Rick Malley, Independent Designs LLC
Electronic Design
Using eight digital inputs, this circuit simplifies decoding of the common membrane 4×4 keypad matrix and eliminates the traditional requirement of scanning rows or columns. Any X-Y switch matrix, which can be part of some apparatus, can be considered with this device.
The design uses eight pre-biased transistors – four NPN and four PNP. When depressing a given switch, two transistors will turn on via the current through their internal biasing networks, providing a unique signature code that can be recognized and decoded. The generated code, which will be unique for each key, is readable with a simple 8-bit input statement. By enabling a pin-change interrupt on all eight inputs, the keyboard decode program can be entirely interrupt-driven.

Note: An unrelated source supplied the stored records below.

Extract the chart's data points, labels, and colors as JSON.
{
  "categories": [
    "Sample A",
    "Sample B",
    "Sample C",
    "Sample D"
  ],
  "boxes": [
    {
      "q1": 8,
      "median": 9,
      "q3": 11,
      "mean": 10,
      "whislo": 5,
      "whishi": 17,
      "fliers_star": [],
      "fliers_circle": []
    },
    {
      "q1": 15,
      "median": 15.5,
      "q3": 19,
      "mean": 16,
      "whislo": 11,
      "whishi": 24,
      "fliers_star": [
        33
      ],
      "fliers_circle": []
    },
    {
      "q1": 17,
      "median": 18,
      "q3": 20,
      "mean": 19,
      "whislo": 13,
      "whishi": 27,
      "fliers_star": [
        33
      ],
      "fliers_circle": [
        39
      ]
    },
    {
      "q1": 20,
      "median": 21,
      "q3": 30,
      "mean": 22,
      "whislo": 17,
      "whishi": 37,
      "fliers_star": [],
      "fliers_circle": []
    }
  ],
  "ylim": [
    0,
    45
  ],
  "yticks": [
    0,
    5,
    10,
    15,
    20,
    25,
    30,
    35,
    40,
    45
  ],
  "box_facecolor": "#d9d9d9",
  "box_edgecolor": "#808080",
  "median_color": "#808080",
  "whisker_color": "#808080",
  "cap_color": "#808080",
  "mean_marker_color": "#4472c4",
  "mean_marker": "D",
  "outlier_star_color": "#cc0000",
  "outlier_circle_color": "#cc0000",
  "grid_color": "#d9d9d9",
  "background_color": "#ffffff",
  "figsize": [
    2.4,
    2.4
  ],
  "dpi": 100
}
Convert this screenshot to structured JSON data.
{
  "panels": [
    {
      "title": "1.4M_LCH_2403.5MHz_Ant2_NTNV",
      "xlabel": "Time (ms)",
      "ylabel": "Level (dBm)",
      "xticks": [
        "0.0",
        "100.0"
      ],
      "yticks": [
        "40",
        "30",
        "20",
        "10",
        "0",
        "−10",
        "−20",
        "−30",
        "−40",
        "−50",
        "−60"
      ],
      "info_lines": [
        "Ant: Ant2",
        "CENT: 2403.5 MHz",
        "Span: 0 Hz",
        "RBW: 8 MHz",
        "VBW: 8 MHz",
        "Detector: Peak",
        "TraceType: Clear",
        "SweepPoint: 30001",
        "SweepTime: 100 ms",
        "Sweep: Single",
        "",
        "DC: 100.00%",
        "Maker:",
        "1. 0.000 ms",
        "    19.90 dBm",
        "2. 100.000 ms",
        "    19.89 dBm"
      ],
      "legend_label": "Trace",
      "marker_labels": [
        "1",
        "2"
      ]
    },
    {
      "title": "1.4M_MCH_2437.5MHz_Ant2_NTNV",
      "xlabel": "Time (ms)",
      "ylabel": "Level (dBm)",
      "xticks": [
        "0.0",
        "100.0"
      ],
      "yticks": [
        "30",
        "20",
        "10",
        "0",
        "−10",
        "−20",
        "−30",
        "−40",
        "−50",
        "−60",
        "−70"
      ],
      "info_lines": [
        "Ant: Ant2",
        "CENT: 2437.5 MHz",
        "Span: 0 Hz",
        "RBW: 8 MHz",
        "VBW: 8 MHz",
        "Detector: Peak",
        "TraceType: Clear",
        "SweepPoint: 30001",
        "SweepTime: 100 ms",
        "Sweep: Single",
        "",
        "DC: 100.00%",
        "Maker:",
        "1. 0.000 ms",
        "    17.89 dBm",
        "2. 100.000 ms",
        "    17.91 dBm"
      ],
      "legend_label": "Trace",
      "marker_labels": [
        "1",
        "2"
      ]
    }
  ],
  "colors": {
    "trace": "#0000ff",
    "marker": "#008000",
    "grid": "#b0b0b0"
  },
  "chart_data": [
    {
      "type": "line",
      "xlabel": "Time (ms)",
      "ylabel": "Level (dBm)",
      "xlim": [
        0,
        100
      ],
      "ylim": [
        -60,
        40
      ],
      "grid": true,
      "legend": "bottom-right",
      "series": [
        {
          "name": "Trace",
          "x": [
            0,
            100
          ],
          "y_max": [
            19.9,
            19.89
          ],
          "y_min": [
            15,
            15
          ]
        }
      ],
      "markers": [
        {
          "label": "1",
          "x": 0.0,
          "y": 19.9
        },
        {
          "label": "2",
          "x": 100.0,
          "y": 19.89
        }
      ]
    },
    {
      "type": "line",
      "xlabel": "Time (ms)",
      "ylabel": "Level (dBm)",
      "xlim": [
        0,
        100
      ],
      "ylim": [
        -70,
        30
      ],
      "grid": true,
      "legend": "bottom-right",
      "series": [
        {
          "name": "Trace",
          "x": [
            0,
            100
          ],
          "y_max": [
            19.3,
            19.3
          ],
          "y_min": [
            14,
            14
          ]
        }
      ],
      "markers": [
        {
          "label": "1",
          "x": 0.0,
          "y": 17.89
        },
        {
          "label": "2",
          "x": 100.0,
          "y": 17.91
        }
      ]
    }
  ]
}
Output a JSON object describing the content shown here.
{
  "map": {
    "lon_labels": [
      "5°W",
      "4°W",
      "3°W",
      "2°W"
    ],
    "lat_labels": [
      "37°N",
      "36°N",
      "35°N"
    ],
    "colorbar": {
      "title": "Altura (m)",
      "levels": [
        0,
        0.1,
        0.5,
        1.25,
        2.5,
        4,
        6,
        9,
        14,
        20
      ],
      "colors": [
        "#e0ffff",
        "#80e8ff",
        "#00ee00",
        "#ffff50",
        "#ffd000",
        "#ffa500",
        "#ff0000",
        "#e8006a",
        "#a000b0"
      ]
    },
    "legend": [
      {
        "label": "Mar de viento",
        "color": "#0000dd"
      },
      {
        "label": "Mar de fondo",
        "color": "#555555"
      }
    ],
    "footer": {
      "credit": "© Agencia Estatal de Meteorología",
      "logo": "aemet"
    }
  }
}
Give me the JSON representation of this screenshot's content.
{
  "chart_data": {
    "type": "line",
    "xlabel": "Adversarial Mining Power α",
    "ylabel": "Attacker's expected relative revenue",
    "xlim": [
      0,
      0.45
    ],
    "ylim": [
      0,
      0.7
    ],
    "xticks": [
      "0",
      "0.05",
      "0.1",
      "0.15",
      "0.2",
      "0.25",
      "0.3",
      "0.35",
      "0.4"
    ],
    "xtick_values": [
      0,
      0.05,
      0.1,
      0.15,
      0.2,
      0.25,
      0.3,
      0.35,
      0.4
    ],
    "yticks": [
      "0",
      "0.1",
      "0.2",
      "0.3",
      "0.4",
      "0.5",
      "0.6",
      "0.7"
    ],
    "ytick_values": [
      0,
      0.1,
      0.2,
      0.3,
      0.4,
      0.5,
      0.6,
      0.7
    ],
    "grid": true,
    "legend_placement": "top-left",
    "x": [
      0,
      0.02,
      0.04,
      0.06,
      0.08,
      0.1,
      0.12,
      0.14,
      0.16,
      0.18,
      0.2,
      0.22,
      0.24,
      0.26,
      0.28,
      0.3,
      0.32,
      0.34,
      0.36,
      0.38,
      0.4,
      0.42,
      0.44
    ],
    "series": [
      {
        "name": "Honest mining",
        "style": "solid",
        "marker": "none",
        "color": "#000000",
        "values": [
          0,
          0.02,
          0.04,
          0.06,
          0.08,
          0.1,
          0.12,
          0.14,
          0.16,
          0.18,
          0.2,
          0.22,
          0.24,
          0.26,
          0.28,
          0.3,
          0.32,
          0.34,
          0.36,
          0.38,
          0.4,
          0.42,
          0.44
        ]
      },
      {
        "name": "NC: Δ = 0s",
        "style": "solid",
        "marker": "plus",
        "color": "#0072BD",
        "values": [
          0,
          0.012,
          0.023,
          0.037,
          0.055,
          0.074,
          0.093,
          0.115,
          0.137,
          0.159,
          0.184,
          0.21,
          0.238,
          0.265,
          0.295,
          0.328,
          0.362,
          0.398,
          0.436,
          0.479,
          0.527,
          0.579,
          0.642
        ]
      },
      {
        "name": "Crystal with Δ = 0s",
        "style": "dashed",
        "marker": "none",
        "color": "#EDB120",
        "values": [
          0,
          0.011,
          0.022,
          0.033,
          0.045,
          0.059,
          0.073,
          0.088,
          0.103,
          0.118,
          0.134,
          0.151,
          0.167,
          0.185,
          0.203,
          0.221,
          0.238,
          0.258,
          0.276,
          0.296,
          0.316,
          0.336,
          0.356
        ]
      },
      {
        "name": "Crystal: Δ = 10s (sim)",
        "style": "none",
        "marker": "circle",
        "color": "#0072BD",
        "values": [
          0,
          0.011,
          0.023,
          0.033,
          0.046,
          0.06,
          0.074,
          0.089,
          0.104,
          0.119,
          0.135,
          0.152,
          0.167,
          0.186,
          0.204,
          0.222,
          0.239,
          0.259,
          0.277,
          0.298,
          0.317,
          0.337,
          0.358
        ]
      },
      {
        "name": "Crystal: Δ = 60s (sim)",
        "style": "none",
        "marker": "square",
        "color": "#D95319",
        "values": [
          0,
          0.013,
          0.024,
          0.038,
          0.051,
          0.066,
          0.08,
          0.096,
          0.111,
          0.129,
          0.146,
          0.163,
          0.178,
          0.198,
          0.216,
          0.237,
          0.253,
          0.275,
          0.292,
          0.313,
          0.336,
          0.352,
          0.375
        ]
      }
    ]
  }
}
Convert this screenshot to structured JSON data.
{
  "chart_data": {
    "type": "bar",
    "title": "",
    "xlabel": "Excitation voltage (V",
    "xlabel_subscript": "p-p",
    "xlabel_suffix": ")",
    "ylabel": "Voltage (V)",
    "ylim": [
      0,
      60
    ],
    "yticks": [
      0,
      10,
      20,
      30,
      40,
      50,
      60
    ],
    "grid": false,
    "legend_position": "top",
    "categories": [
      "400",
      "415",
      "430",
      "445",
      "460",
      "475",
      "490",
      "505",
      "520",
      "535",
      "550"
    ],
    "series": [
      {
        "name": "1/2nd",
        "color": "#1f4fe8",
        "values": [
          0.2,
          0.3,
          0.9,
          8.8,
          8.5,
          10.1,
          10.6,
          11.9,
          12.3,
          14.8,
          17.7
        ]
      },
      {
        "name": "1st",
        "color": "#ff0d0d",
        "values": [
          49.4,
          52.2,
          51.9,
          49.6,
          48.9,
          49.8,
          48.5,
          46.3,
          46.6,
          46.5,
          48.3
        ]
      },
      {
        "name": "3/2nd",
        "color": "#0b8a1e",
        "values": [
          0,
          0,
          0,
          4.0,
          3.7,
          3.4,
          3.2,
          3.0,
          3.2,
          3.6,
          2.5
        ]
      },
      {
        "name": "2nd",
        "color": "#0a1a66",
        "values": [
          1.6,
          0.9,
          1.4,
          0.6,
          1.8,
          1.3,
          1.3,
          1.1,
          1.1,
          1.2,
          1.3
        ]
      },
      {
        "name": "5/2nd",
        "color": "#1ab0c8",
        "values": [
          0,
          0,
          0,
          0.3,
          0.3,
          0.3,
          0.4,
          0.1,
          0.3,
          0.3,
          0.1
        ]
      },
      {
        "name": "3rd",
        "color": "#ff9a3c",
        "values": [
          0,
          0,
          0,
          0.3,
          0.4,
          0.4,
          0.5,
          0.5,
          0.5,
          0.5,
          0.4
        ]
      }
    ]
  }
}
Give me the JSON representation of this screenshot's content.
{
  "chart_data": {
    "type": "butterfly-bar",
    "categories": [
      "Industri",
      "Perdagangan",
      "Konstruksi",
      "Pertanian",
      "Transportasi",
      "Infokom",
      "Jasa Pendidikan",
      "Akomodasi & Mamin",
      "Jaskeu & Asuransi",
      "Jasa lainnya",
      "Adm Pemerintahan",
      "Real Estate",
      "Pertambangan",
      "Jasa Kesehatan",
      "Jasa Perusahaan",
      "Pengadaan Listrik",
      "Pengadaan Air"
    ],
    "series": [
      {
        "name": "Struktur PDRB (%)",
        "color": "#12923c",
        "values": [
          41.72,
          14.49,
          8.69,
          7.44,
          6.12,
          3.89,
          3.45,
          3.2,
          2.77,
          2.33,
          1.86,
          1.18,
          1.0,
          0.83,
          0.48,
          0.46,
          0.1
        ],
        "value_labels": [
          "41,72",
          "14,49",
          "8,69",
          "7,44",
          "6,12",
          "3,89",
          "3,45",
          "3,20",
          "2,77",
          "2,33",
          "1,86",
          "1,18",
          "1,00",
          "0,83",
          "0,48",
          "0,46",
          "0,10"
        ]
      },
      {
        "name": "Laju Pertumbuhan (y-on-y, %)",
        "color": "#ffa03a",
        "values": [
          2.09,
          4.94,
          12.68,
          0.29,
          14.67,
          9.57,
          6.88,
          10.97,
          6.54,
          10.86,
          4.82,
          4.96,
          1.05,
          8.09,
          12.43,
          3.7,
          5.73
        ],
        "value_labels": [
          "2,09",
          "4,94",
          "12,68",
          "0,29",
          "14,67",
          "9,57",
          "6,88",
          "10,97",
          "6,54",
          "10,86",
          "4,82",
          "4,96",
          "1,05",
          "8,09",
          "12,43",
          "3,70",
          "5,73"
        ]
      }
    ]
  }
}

The eight lines could also be connected to a shift register, thereby only requiring two to three digital I/O lines for the microprocessor to shift out and read the result.
In the simplest setup, an 8-bit port is configured as inputs, with internal pull-up resistors on bits 0-3 and internal pull-down resistors on bits 4-7 (Figure 1). This is possible with several microprocessors, including STMicroelectronics’ STM32F100. In fact, this circuit was prototyped with the STM32F100, and wound up delivering excellent results.
Figure 1. | To simplify decoding of a 4×4 keypad matrix, an 8-bit port was configured as inputs using internal pull-up and pull-down resistors the microprocessor. |
The design in Figure 2 employs external pull-up and pull-down resistors. The best solution implements two resistor arrays, such as the widely available four-element surface-mount types – they’re compact, inexpensive, and add only two components to the circuit board. For most pull-up and pull-down applications, 10 kΩ will suffice.
Figure 2. | This alternate to Figure 1 uses external pull-up and pull-down resistor arrays. |
Of course, several combinations are possible when simultaneously pressing two keys, also leading to the generation of unique codes. This scenario works as well – any combination in which the two keys don’t share a common row or column can be decoded.